Het hof heeft deze grondslag niet kenbaar betrokken bij zijn beoordeling in rov. 3.11.1–3.11.5 van de meest subsidiaire vordering van [eisers] Het hof heeft zich daar beperkt tot (ontkennende) beantwoording van de vraag of het afbreken van de onderhandelingen door [verweerders] naar maatstaven van redelijkheid en billijkheid onaanvaardbaar is.
3.1.4
Gelet op hetgeen hiervoor in 3.1.2 en 3.1.3 is overwogen, slagen de hiervoor in 3.1.1 weergegeven klachten. De overige klachten van onderdeel 1 behoeven daarom geen behandeling.
3.2
De klachten van onderdeel 2 kunnen niet tot cassatie leiden. De Hoge Raad hoeft niet te motiveren waarom hij tot dit oordeel is gekomen.
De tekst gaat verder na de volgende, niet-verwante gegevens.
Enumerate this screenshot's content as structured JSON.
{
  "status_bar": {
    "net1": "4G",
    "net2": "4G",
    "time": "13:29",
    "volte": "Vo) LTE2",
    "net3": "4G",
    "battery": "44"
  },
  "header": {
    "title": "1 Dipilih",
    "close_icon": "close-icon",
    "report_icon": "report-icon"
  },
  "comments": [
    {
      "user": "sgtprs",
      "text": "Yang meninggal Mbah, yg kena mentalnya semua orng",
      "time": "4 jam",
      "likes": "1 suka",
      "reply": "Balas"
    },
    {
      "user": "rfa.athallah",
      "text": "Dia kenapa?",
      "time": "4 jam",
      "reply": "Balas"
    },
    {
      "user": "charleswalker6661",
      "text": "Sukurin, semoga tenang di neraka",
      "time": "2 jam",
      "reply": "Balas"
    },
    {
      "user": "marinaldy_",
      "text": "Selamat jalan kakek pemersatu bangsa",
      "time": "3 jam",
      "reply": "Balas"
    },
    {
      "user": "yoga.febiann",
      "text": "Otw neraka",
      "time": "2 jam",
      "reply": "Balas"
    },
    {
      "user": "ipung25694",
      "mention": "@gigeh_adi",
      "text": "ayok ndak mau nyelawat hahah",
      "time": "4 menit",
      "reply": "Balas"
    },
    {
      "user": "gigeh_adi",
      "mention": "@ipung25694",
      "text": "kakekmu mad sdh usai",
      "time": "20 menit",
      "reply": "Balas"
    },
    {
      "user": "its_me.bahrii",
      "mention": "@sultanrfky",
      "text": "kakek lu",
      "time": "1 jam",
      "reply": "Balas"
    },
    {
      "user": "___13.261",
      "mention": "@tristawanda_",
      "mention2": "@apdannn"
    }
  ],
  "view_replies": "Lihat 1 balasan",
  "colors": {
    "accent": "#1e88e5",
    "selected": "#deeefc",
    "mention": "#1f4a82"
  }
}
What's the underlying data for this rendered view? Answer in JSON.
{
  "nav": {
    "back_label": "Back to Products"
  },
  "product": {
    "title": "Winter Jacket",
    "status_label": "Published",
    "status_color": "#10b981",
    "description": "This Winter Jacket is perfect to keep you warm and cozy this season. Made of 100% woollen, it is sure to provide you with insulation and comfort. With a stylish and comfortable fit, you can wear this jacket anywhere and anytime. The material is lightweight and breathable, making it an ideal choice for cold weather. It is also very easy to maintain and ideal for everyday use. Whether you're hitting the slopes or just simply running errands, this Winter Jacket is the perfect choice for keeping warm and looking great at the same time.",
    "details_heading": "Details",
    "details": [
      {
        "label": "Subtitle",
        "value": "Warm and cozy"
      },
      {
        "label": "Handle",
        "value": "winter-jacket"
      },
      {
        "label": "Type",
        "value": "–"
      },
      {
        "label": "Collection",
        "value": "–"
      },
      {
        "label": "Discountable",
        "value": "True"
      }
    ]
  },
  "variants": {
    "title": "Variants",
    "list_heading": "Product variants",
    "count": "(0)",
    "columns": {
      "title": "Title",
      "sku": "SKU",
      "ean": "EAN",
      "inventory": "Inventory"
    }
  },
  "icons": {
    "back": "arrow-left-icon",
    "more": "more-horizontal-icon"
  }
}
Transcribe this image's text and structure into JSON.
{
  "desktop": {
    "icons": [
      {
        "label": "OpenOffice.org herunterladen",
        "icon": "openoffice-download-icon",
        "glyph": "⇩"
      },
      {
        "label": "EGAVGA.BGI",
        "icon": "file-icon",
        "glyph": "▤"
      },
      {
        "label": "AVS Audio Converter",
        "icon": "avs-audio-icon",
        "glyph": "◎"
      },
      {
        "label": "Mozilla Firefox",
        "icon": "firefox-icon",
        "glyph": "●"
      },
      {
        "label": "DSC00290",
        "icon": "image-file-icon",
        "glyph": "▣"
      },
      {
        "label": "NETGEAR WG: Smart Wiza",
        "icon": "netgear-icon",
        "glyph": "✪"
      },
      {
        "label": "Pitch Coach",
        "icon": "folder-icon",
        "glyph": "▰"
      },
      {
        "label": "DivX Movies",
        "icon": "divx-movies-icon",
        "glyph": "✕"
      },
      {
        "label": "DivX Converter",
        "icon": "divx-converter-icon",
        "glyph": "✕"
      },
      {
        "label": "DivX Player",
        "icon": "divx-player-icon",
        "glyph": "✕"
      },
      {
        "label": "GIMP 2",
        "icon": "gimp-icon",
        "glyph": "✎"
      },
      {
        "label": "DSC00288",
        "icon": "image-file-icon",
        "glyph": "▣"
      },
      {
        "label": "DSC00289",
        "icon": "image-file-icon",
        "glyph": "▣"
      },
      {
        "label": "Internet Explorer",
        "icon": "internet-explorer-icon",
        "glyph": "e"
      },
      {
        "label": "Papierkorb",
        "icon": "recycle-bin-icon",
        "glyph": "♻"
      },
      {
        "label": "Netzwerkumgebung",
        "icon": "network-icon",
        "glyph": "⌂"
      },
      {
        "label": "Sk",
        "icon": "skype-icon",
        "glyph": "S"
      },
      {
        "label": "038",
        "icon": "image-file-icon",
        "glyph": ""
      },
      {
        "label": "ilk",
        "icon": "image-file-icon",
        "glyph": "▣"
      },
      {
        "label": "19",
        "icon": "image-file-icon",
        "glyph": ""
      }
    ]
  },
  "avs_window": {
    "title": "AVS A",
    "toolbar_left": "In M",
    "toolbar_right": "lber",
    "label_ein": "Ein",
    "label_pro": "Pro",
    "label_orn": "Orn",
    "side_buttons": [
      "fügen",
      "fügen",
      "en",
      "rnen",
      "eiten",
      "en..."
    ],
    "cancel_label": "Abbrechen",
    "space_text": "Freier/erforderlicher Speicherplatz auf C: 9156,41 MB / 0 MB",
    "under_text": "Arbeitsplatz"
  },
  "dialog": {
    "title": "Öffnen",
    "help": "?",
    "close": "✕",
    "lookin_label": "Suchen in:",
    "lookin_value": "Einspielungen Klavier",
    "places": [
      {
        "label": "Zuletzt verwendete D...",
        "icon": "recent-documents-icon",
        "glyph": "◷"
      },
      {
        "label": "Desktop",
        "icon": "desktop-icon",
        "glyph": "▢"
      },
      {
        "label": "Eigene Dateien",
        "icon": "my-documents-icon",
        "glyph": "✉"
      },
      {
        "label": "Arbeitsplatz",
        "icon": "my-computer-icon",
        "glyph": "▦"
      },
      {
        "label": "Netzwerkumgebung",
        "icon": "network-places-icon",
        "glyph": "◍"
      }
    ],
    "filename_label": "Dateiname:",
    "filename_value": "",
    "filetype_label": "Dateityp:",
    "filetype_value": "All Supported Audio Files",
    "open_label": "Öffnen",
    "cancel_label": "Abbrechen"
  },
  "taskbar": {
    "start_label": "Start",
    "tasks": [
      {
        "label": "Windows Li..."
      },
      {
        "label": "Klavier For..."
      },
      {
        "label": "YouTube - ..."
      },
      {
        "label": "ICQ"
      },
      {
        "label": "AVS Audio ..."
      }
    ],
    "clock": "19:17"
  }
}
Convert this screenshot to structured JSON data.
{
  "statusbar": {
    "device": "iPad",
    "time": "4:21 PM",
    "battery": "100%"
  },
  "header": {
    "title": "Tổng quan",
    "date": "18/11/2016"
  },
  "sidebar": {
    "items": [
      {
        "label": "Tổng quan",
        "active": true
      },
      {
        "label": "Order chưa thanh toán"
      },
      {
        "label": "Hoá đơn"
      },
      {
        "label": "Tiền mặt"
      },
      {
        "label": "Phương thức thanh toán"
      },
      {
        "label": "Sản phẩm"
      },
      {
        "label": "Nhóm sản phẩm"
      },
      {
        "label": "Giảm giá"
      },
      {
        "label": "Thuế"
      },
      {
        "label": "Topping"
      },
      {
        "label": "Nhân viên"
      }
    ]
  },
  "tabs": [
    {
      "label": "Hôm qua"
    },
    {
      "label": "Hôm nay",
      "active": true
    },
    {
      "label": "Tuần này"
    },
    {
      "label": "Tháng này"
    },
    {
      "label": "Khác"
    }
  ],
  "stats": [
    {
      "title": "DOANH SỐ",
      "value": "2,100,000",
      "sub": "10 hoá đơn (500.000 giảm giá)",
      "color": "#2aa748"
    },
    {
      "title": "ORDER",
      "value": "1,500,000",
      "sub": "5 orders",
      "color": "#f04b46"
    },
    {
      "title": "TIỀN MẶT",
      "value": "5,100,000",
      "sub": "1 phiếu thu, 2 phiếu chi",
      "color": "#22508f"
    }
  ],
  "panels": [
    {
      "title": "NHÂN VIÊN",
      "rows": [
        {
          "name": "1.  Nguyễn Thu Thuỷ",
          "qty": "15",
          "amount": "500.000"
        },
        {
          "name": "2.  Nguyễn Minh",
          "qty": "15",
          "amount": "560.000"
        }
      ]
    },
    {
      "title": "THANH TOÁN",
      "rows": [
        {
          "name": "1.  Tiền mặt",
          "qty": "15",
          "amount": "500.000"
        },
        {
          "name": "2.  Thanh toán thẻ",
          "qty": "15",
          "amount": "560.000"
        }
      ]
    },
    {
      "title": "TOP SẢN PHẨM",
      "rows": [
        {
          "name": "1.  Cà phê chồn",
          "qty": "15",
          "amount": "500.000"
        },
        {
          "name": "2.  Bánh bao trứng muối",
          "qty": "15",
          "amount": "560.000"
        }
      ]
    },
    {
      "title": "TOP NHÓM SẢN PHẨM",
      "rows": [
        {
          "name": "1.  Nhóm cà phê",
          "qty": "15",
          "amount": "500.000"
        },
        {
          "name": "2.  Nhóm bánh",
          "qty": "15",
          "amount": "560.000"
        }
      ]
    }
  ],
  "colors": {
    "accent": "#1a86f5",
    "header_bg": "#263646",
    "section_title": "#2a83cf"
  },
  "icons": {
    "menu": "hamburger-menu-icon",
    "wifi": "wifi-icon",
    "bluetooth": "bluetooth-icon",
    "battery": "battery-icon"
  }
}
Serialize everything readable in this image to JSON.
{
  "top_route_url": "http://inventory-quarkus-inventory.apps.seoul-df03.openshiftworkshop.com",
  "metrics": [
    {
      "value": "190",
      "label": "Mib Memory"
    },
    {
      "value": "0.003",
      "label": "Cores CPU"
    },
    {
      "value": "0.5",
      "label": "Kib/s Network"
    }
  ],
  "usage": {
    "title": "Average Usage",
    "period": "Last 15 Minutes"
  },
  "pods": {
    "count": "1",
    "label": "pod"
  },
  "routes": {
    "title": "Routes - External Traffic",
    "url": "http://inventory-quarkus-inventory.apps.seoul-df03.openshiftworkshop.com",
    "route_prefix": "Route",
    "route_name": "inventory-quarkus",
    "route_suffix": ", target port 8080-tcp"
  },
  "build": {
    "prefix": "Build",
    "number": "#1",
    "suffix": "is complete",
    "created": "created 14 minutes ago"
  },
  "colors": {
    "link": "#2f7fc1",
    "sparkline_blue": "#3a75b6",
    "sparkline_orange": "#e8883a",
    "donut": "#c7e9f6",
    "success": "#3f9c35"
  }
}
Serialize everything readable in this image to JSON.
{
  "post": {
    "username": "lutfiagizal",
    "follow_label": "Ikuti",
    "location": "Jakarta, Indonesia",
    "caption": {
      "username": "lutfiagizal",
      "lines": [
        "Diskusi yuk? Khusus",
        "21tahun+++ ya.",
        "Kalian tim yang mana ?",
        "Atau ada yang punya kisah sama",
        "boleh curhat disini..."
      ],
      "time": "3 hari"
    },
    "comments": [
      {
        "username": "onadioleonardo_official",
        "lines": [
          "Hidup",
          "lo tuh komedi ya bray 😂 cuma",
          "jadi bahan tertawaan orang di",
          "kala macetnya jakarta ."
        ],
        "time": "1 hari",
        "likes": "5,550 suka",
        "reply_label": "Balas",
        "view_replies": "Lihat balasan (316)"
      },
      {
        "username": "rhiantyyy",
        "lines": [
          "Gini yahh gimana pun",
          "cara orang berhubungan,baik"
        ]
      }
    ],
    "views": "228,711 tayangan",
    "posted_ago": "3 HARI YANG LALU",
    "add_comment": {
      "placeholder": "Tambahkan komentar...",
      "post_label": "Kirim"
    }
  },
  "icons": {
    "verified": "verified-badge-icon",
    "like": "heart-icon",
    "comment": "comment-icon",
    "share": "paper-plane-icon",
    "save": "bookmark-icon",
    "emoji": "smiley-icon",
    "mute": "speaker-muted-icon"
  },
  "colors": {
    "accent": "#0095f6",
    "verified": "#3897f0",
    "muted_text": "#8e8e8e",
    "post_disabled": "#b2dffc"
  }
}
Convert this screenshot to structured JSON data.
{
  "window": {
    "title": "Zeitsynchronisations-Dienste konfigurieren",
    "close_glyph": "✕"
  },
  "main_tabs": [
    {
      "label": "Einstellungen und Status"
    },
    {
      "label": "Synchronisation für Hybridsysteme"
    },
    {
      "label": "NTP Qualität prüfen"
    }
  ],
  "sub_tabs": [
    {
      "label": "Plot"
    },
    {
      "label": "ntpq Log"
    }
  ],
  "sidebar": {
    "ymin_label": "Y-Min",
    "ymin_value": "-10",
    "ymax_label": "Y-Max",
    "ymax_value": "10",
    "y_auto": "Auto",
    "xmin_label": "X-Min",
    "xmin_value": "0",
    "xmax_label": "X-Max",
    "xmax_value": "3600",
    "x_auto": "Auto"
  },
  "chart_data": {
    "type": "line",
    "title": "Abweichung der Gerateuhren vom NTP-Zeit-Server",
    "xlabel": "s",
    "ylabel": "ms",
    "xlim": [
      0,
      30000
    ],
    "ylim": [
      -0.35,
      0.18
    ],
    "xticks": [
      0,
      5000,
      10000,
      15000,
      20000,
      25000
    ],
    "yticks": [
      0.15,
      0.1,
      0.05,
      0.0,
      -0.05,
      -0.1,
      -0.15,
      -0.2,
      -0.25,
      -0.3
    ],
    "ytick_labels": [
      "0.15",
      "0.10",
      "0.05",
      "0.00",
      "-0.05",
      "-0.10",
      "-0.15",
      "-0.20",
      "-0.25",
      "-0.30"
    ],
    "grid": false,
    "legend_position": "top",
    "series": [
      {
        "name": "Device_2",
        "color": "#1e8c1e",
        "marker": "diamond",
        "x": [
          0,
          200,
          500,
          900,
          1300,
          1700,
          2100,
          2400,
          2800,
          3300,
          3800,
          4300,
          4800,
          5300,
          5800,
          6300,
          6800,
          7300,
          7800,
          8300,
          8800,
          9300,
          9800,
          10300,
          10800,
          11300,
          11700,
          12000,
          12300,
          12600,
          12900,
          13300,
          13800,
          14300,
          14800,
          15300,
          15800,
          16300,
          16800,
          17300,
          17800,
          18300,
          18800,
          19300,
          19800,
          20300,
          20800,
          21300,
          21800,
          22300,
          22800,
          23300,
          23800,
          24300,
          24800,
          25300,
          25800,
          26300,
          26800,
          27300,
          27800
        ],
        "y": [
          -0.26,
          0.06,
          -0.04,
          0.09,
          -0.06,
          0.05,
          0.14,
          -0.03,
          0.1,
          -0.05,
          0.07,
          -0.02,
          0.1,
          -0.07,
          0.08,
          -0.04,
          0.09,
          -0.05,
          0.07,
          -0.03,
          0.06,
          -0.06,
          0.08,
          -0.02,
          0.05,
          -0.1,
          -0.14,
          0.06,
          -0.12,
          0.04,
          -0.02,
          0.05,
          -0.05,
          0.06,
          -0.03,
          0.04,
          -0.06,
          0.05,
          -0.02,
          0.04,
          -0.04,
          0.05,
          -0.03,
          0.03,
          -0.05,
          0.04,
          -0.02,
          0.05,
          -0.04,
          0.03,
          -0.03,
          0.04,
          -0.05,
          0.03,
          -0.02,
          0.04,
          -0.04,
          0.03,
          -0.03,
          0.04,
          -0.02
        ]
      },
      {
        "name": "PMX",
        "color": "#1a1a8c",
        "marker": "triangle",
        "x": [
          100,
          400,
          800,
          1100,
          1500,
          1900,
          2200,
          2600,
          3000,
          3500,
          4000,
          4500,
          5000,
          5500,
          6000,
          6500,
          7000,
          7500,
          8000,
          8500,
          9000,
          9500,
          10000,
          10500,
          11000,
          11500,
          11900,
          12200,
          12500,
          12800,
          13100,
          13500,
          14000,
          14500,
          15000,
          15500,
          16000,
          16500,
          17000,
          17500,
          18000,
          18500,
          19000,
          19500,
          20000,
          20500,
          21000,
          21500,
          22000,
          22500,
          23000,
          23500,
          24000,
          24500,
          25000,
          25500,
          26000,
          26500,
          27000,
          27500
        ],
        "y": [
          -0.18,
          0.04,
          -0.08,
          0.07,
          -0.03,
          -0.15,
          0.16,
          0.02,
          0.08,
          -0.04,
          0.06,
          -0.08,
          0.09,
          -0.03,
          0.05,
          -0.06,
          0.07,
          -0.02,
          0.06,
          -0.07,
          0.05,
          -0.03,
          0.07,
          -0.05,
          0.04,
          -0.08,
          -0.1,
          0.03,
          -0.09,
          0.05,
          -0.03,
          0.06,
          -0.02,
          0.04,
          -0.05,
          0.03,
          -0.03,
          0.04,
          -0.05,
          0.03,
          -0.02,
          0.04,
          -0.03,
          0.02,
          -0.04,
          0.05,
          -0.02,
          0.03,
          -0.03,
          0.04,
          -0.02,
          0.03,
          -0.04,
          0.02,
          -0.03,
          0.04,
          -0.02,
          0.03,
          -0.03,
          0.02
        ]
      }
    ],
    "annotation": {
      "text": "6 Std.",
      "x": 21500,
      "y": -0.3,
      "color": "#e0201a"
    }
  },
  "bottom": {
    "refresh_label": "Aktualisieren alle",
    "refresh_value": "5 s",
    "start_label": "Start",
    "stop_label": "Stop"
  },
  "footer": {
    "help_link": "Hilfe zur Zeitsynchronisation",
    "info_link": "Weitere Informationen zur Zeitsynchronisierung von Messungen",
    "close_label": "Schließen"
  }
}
Bij de beoordeling van deze klachten is het namelijk niet nodig om antwoord te geven op vragen die van belang zijn voor de eenheid of de ontwikkeling van het recht (zie art. 81 lid 1 RO).

4.Beslissing

De Hoge Raad:
- vernietigt het arrest van het gerechtshof Amsterdam van 27 december 2022;
- verwijst het geding naar het gerechtshof Den Haag ter verdere behandeling en beslissing;
- veroordeelt [verweerders] in de kosten van het geding in cassatie, tot op deze uitspraak aan de zijde van [eisers] begroot op € 2.265,32 aan verschotten en € 2.600,-- voor salaris, vermeerderd met de wettelijke rente over deze kosten indien [verweerders] deze niet binnen veertien dagen na heden hebben voldaan.
Dit arrest is gewezen door de vicepresident M.J. Kroeze als voorzitter en de raadsheren C.H. Sieburgh, F.J.P. Lock, F.R. Salomons en G.C. Makkink, en in het openbaar uitgesproken door de raadsheer A.E.B. ter Heide op
14 juni 2024.

Voetnoten

1.Rechtbank Amsterdam 4 november 2020, ECLI:NL:RBAMS:2020:5398.
2.Gerechtshof Amsterdam 27 december 2022, ECLI:NL:GHAMS:2022:3668.
3.Vgl. HR 18 juni 1982, ECLI:NL:HR:1982:AG4405, rov. 3.5.